Regarding the last statement, lack of power is probably the key--and it is very likely why using the pretreatment value as a covariate does give a difference, as a major source of variation (initial differences) gets removed from the residual error. Still, saying the difference is not significant isn't the same as saying you accept the null. If you want additional power for a comparison in a small study, set alpha at a higher level.
But what is really important is the effect size, which can be approximated in a mixed model setting by the t value. This indication of the number of standard errors of the difference that the difference between two means represents captures far more information than a p value (my opinion only, and may be at odds with reviewers).
10-21-2014 08:27 AM
The code doesn't run properly with the addition of the group option. It's the same warning message as before, so I guess there are too many parameters to estimate now.
From SAS manual: Specifying a GROUP effect can greatly increase the number of estimated covariance parameters, which can adversely affect the optimization process.
The absolute value of the t value of the '1 week' vs 'before' comparison is 3.04 (P=0.004), while for '2 weeks' it is 1.9 (P=0.06).
I agree that saying the difference is not significant isn't the same as saying I accept the null. Changing the alpha value is problematic, I don't think anyone would accept results with alpha larger than 5%.
10-22-2014 08:01 AM
So it all comes down to lack of sample size: little power and an inability to fit more complex models. So you have to make do with what you have--marginal significance at one time point, and strong significance at another. Given the 'effect size' t values, I would say that there may be a trend to recovery by Week 2, that depends on individual values. Have you looked at the BLUPs for the individuals? Is there a small set that have returned to baseline values, while the others remain at or near Week 1 values?

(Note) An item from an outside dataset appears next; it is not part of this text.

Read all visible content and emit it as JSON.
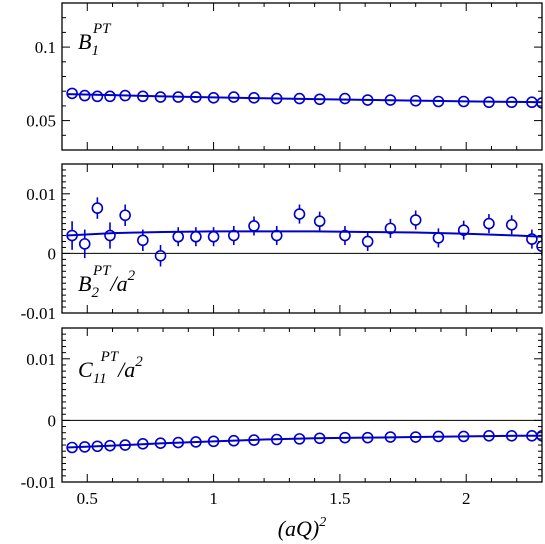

I guess I am wandering more into interpretation here than methodology, and since this isn't a field I feel I have a lot of expertise in, I "hesitate to elucidate, for fear I may deviate".
10-26-2014 03:36 AM
You are very correct. There is a trend to recovery. However, according to the clinicians, at the 2 weeks time point, the difference, being less strong, is still clinically significant. Unfortunately, the model, due to lack of power, doesn't capture this.
I have not tried to look at the BLUPs. How do I do that in SAS ? Some individuals did recover while others had a big difference remaining.
Please do not hesitate with your advice, so far without knowing the data you pretty much guessed how it looks like ! Thanks you, it's most appreciated !
Do you think that I can somehow solve this problem by subtracting the levels of the response in the untreated eye from the levels of the response in the treated eye ? Or subtracting the decrease / increase in the untreated eye from the one of the treated eye ?
10-27-2014 08:16 AM
Change the random statement to this as a first attempt:
random time/residual type=cs subject=subject_id solution;
The keyword is solution.
See if that gives a BLUP at each time point. If not, then add
output out=out1 pred(blup noilink)=predicted;
and you should have the BLUPs in a dataset.